RELATED: Design loves a depression (New York Times):

The American Institute of Architects reported that last month’s billings index, a gauge of nonresidential construction, reached its lowest level since it began collecting data in 1995.

The pain of layoffs notwithstanding, the design world could stand to come down a notch or two — and might actually find a new sense of relevance in the process. That was the case during the Great Depression, when an early wave of modernism flourished in the United States, partly because it efficiently addressed the middle-class need for a pared-down life without servants and other Victorian trappings.
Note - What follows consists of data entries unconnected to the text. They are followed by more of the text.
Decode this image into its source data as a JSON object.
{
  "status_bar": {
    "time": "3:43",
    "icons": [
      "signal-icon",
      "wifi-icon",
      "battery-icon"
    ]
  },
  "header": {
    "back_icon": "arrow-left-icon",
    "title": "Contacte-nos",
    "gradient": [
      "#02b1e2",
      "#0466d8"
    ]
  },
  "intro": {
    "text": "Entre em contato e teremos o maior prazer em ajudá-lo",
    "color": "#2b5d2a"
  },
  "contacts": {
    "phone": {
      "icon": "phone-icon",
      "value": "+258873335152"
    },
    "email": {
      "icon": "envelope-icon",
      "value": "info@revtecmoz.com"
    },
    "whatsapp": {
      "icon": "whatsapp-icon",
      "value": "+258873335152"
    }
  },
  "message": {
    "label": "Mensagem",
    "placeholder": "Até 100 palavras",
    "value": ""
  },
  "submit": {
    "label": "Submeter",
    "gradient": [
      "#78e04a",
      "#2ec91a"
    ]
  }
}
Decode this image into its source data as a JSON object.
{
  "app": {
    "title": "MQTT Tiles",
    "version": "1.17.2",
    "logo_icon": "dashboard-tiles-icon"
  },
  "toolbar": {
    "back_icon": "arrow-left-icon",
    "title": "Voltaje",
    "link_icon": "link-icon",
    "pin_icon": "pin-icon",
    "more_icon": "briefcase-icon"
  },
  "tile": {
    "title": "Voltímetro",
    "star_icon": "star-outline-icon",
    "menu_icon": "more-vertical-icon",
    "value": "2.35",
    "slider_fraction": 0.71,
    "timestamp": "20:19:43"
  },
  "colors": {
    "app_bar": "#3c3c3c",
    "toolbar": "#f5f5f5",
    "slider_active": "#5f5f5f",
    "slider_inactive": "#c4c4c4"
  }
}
“American designers took the Depression as a call to arms,” said Kristina Wilson, author of “Livable Modernism: Interior Decorating and Design During the Great Depression” and an assistant professor of art history at Clark University. “It was a chance to make good on the Modernist promise to make affordable, intelligent design for a broad audience.”

The most popular American designer of that era was probably Russel Wright, who acted as the Depression’s Martha Stewart, turning out a warmed-up, affordable version of European modern furniture, tableware and linens for a new kind of informal home life. A bentwood armchair cost $19.95. “They were not just cheap, they were beautiful, and that was a powerful combination,” Ms. Wilson said.

Design tends to thrive in hard times. In the scarcity of the 1940s, Charles and Ray Eames produced furniture and other products of enduring appeal from cheap materials like plastic, resin and plywood, and Italian design flowered in the aftermath of World War II.

Will today’s designers rise to the occasion? “What designers do really well is work within constraints, work with what they have,” said Paola Antonelli, senior curator of architecture and design at the Museum of Modern Art. “This might be the time when designers can really do their job, and do it in a humanistic spirit.”

In the lean years ahead, “there will be less design, but much better design,” Ms. Antonelli predicted.